Daarna hoorde ik een heilige spreken; en de heilige zeide tot den onbenoemde, die daar sprak: Tot hoelang zal dat gezicht van het gedurig offer en van den verwoestenden afval zijn, dat zo het heiligdom als het heir ter vertreding zal overgegeven worden?
14 Y él me dijo: Hasta tarde y mañana dos mil y trescientos; y el santuario será justificado.
En hij zeide tot mij: Tot twee duizend en driehonderd avonden en morgens; dan zal het heiligdom gerechtvaardigd worden.
15 Y acaeció que estando yo Daniel considerando la visión, y buscando su entendimiento, he aquí que como una semejanza de hombre se puso delante de mí.
En het geschiedde, toen ik dat gezicht zag, ik Daniel, zo zocht ik het verstand deszelven, en ziet, er stond voor mij als de gedaante eens mans.
16 Y oí una voz de hombre entre Ulai, que alzó la voz, y dijo: Gabriel, enseña la visión a este.
En ik hoorde tussen Ulai eens mensen stem, die riep en zeide: Gabriel! geef dezen het gezicht te verstaan.
17 Y vino cerca de donde yo estaba; y con su venida me asombré, y caí sobre mi rostro; y él me dijo: Entiende, hijo del hombre, porque al tiempo la visión se cumplirá.
En hij kwam nevens waar ik stond; en als hij kwam, verschrikte ik, en viel op mijn aangezicht. Toen zeide hij tot mij: Versta, gij mensenkind! want dit gezicht zal zijn tot den tijd van het einde.
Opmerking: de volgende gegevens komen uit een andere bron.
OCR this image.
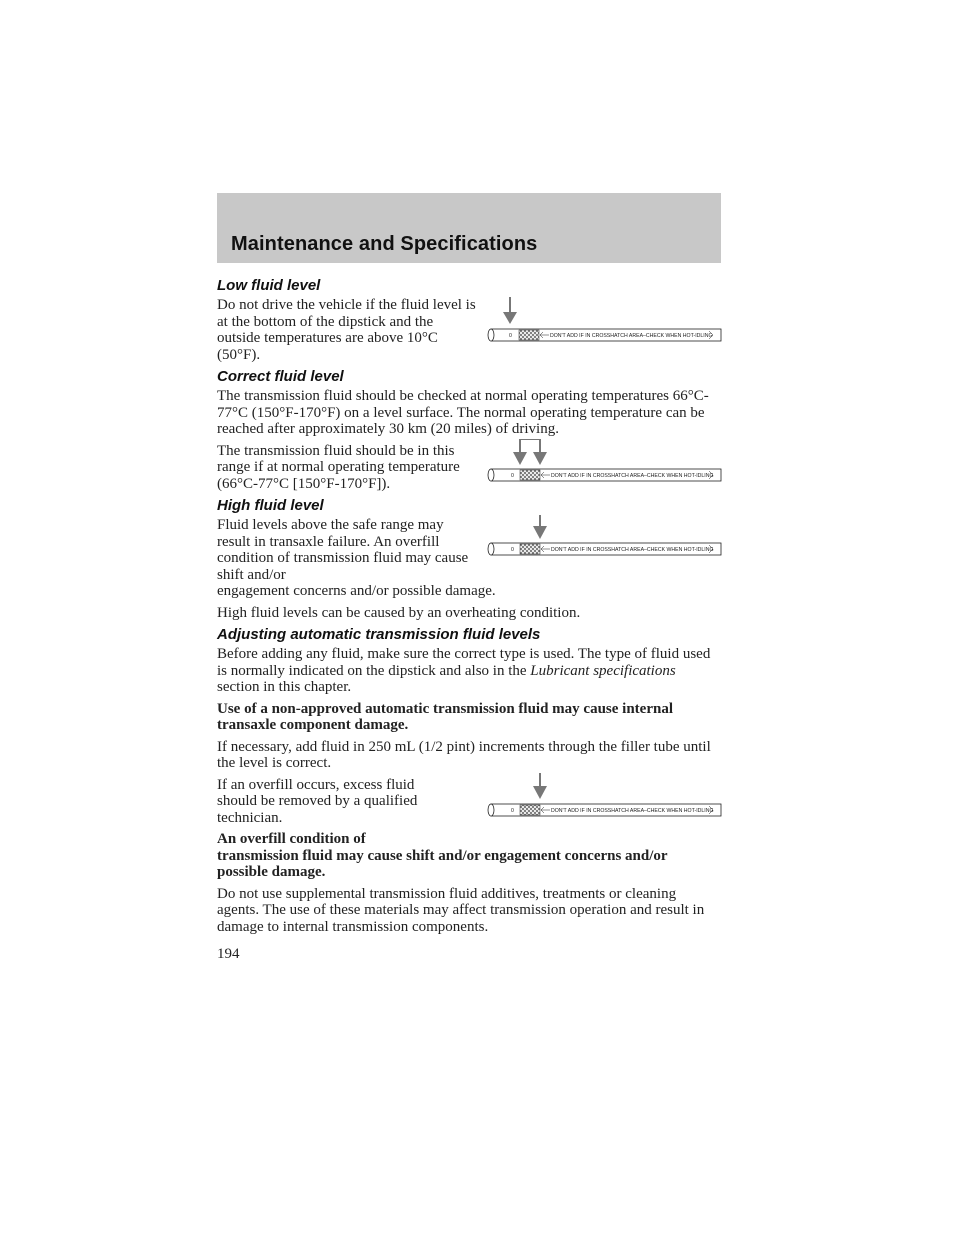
Maintenance and Specifications
Low fluid level

Do not drive the vehicle if the fluid level is at the bottom of the dipstick and the outside temperatures are above 10°C (50°F).

0	DON'T ADD IF IN CROSSHATCH AREA–CHECK WHEN HOT-IDLING
Correct fluid level

The transmission fluid should be checked at normal operating temperatures 66°C-77°C (150°F-170°F) on a level surface. The normal operating temperature can be reached after approximately 30 km (20 miles) of driving.

The transmission fluid should be in this range if at normal operating temperature (66°C-77°C [150°F-170°F]).	0	DON'T ADD IF IN CROSSHATCH AREA–CHECK WHEN HOT-IDLING
High fluid level

Fluid levels above the safe range may result in transaxle failure. An overfill condition of transmission fluid may cause shift and/or

0	DON'T ADD IF IN CROSSHATCH AREA–CHECK WHEN HOT-IDLING

engagement concerns and/or possible damage.

High fluid levels can be caused by an overheating condition.

Adjusting automatic transmission fluid levels

Before adding any fluid, make sure the correct type is used. The type of fluid used is normally indicated on the dipstick and also in the Lubricant specifications section in this chapter.

Use of a non-approved automatic transmission fluid may cause internal transaxle component damage.

If necessary, add fluid in 250 mL (1/2 pint) increments through the filler tube until the level is correct.

If an overfill occurs, excess fluid should be removed by a qualified technician.	0	DON'T ADD IF IN CROSSHATCH AREA–CHECK WHEN HOT-IDLING

An overfill condition of
transmission fluid may cause shift and/or engagement concerns and/or possible damage.

Do not use supplemental transmission fluid additives, treatments or cleaning agents. The use of these materials may affect transmission operation and result in damage to internal transmission components.

194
18 Y estando él hablando conmigo, caí dormido en tierra sobre mi rostro; y él me tocó, e hízome estar en pie.
Als hij nu met mij sprak, viel ik in een diepen slaap op mijn aangezicht ter aarde; toen roerde hij mij aan, en hij stelde mij op mijn standplaats.
19 Y dijo: He aquí que yo te enseñaré lo que ha de venir en el fin de la ira; porque al tiempo se cumplirá.
En hij zeide: Zie, ik zal u te kennen geven, wat er geschieden zal ten einde dezer gramschap; want ter bestemder tijd zal het einde zijn.
20 Aquel carnero que viste, que tenía cuernos, son los reyes de Media y de Persia;
De ram met de twee hoornen, dien gij gezien hebt, zijn de koningen der Meden en der Perzen.
21 Y el macho cabrío, el macho cabrío, el rey de Grecia; y el cuerno grande que tenía entre sus ojos, es el rey primero:
Die harige bok nu, is de koning van Griekenland; en de grote hoorn, welke tussen zijn ogen is, is de eerste koning.
22 Y que fue quebrado, y sucedieron cuatro en su lugar, significa que cuatro reinos sucederán de la misma nación, mas no en la fortaleza de él.
Dat er nu vier aan zijn plaats stonden, toen hij verbroken was; vier koninkrijken zullen uit dat volk ontstaan, doch niet met zijn kracht.
23 Mas al cabo del imperio de estos, cuando los prevaricadores se cumplirán, levantarse ha un rey fuerte de cara, y entendido en dudas.
Doch op het laatste huns koninkrijks, als het de afvalligen op het hoogste gebracht zullen hebben, zo zal er een koning staan, stijf van aangezicht, en raadselen verstaande;
24 Y su fortaleza se fortalecerá, mas no con fuerza suya; y destruirá maravillosamente, y sucederle ha prósperamente; y hará a su voluntad, y destruirá fuertes, y al pueblo de los santos.
En zijn kracht zal sterk worden, doch niet door zijn kracht; en hij zal het wonderlijk verderven, en zal geluk hebben, en zal het doen; en hij zal de sterken, mitsgaders het heilige volk verderven:
25 Y con su entendimiento hará prosperar el engaño en su mano; y en su corazón se engrandecerá, y con paz destruirá a muchos; y contra el príncipe de los príncipes se levantará; y sin mano será quebrantado.
En door zijn kloekheid zo zal hij de bedriegerij doen gedijen in zijn hand; en hij zal zich in zijn hart verheffen; en in stille rust zal hij er velen verderven, en zal staan tegen den Vorst der vorsten, doch hij zal zonder hand verbroken worden.
26 Y la visión de la tarde y de la mañana que está dicha, es verdadera; y tú, guarda la visión, porque es para muchos días.
Het gezicht nu van avond en morgen, dat er gezegd is, is de waarheid; en gij, sluit dit gezicht toe, want er zijn nog vele dagen toe.
27 Y yo Daniel fui quebrantado, y estuve enfermo algunos días; y cuando convalecí, hice el negocio del rey; y estaba espantado acerca de la visión, y no había quien la entendiese.
Toen werd ik, Daniel, zwak, en was enige dagen krank; daarna stond ik op, en deed des konings werk; en ik was ontzet over dit gezicht; maar niemand merkte het.